Gibt es dort eine Vorgabe oder ist nur wichtig, dass der Abstand der Sensoren kleiner der Länge des zu erfassenden Objektes ist?

Ich hoffe ich habe mich halbwegsverständlich ausgedrückt ;-)

Danke

AJ
:sc4:


----------



## Lipperlandstern (10 November 2010)

Erstmal gibt es auch Mutingsysteme mit 2 Lichtschranken. Und sogar mit einer Lichtschranke wenn du noch ein anderes Signal herzaubern kannst.

Beim 4fach Muting müssen einmal alle 4 Sensoren belegt sein. Also muss der Abstand so gewählt sein das das kleinste Packstück das noch erfüllt. 

Ob es da genaue Bestimmungen zu gibt weiss ich nicht. Dieses Mutingverfahren setzen wir nicht ein ( zu unsicher ;o) )


----------



## AJ67 (11 November 2010)

*Zu unsicher?*

Vielen Dank für die Info! Habe mir schon fast gedacht, dass es dort auf die Grösse des zu erfassenden Objektes ankommt. Falls noch jemand andere Infos hat, bitte her damit!

In wie weit ist das denn zu unsicher? Ich behaupte mal das ein 4fach Muting in Betracht auf die Anlagensicherheit gleich oder evtl. sogar höher anzusiedeln ist.
Höchstens in Bezug auf die Prozesssicherheit, könnte es bei falschen Geschwindigkeiten oder falsch eingestellten Überwachungszeiten zum auslösen der Sicherheitseinrichtung kommen.

MFG

AJ


----------



## Lipperlandstern (11 November 2010)

Ich arbeite viel in der Papierindustrie. Dort kommen auf die Paletten oftmals ein Pappdeckel zum schutz.

Bei einem Kunden hab ich es erlebt das der Bediener den Deckel vergessen hat. Die Palette fuhr weiter (unter eine Pressstation). Der Bediener hatte den fehlenden Deckel bemerkt, sich einen geschnappt und ist seelenruhig mit dem Deckel in Hand durch das Muting gegangen und hat es sauber überbrückt. Er wusste gar nicht was er da tat da die Anlage relativ neu war. 

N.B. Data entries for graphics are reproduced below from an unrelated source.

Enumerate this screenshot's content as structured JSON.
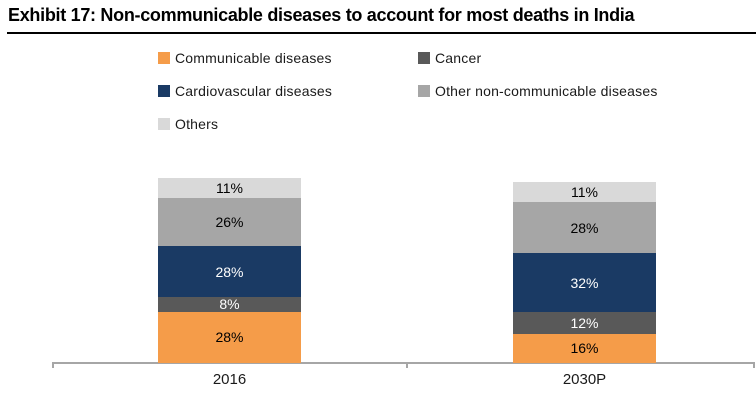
{
  "title": "Exhibit 17: Non-communicable diseases to account for most deaths in India",
  "legend": {
    "items": [
      {
        "label": "Communicable diseases",
        "color": "#F59C49"
      },
      {
        "label": "Cancer",
        "color": "#595959"
      },
      {
        "label": "Cardiovascular diseases",
        "color": "#1A3A64"
      },
      {
        "label": "Other non-communicable diseases",
        "color": "#A6A6A6"
      },
      {
        "label": "Others",
        "color": "#D9D9D9"
      }
    ],
    "position": "top",
    "columns": 2
  },
  "chart_data": {
    "type": "bar",
    "stacked": true,
    "title": "Exhibit 17: Non-communicable diseases to account for most deaths in India",
    "categories": [
      "2016",
      "2030P"
    ],
    "series": [
      {
        "name": "Communicable diseases",
        "color": "#F59C49",
        "text_color": "#000000",
        "values": [
          28,
          16
        ]
      },
      {
        "name": "Cancer",
        "color": "#595959",
        "text_color": "#FFFFFF",
        "values": [
          8,
          12
        ]
      },
      {
        "name": "Cardiovascular diseases",
        "color": "#1A3A64",
        "text_color": "#FFFFFF",
        "values": [
          28,
          32
        ]
      },
      {
        "name": "Other non-communicable diseases",
        "color": "#A6A6A6",
        "text_color": "#000000",
        "values": [
          26,
          28
        ]
      },
      {
        "name": "Others",
        "color": "#D9D9D9",
        "text_color": "#000000",
        "values": [
          11,
          11
        ]
      }
    ],
    "value_suffix": "%",
    "data_labels": "inside",
    "xlabel": "",
    "ylabel": "",
    "grid": false,
    "axis_color": "#A6A6A6",
    "legend_position": "top"
  }
}
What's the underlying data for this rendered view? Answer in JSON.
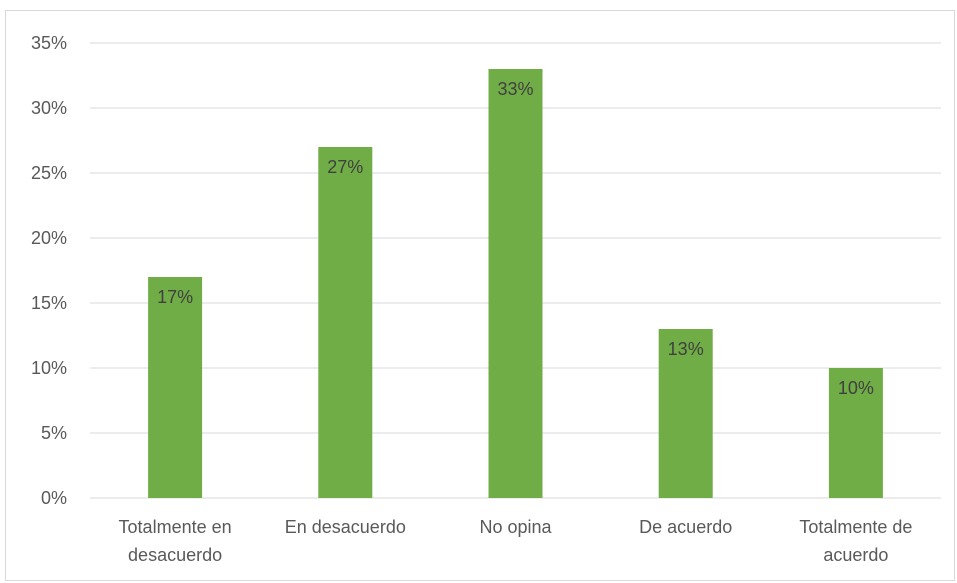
{
  "chart_data": {
    "type": "bar",
    "title": "",
    "xlabel": "",
    "ylabel": "",
    "categories": [
      [
        "Totalmente en",
        "desacuerdo"
      ],
      [
        "En desacuerdo"
      ],
      [
        "No opina"
      ],
      [
        "De acuerdo"
      ],
      [
        "Totalmente de",
        "acuerdo"
      ]
    ],
    "values": [
      0.17,
      0.27,
      0.33,
      0.13,
      0.1
    ],
    "data_labels": [
      "17%",
      "27%",
      "33%",
      "13%",
      "10%"
    ],
    "ylim": [
      0,
      0.35
    ],
    "yticks": [
      0,
      0.05,
      0.1,
      0.15,
      0.2,
      0.25,
      0.3,
      0.35
    ],
    "ytick_labels": [
      "0%",
      "5%",
      "10%",
      "15%",
      "20%",
      "25%",
      "30%",
      "35%"
    ],
    "grid": true,
    "legend": "none",
    "colors": {
      "bar": "#70ad47",
      "grid": "#d9d9d9",
      "axis_text": "#595959",
      "label_text": "#404040"
    }
  }
}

Seitdem setzen wir 2 Lichtschranken UND eine Laufmeldung der Bahn ein. Jetzt muss der Bediener sich schon neben der Bahn herquetschen um durch die BWS zu kommen. Bei stehender Bahn kommt er nicht mehr rein .....


----------



## Weschi (12 November 2010)

Die beiden Lichtschranken sind aber Diagonal angeordnet , oder ?
Wir nutzen 2 Lichtschranken generell für reines Hardwaremäßiges Muting ...wenn z.B. ein Quertransportwagen in einen gesicherten Bereich fährt müssen jeweils 2 Lichtschranken geschaltet haben . 
Bei Transporten mit Paletten oder Holzstapeln sichern wir diese auch mit 2 Lichtschranken ab aber zusätlich verarbeiten wir noch n=0 Meldungen um zu Gewährleisten das die Bahnen auch laufen . 
Die Schutzbereiche sind an der Breite / Höhe des Werkstück´s bzw. der Bahn angepaßt , so das es Gewährleistet ist das kein Bediener sich unbemerkt durchquetschen kann . 
In einigen Bereich muten wir anderseits gar nicht , sondern reseten den Lichtvorhang wieder wenn das Werkstück durchgefahren ist . 
Doch in diesem Fall wird vom Bediener der Fahrbefehl erteilt und der Bereich ist zusätzlich mit Schutzgittern verriegelt .


----------



## Safety (12 November 2010)

Hallo, 
es gibt zur Zeit nur C-Normen die darauf eingehen z.B. die 415 Reihe Verpackungsmaschinen. Schaumal beim Beuth da kann man die Inhaltsverzeichnisse herunterladen. Ein guter Normenentwurf der sehr genau auf dieses Thema eingeht ist die DIN CLC TS 62046, hier ist wirklich alles bis ins Detail beschrieben. Oder Du suchst bei der IFA (BGIA) da gibt es auch Dokumente. Eine weitere kostenfreie Lösung ist unser Handbuch downloaden auch der Homepage www.jokabsafety.de


----------



## Safety (12 November 2010)

Habe was vergessen.
Wenn Du die Maschine nach DIN EN ISO 13849-1 berechnen musst, gehört Muting dazu. Siehe auch BGIA Bericht 2/2008.


----------



## AJ67 (12 November 2010)

*Doku der Sicherheitssteuerung*

Hallo!

In unserem Fall ist die BWS und das Muting über eine Flexi Soft Sicherheitssteuerung der Firma SICK realisiert. Ich habe in der Doku der Sicherheitssteuerungssoftware einen Teil zum Muting gefunden. Dort gibt es auch eine Formel zur Berechnung der Abstände. In wieweit dies jetzt der Norm entspricht kann ich natürlich ncht sagen.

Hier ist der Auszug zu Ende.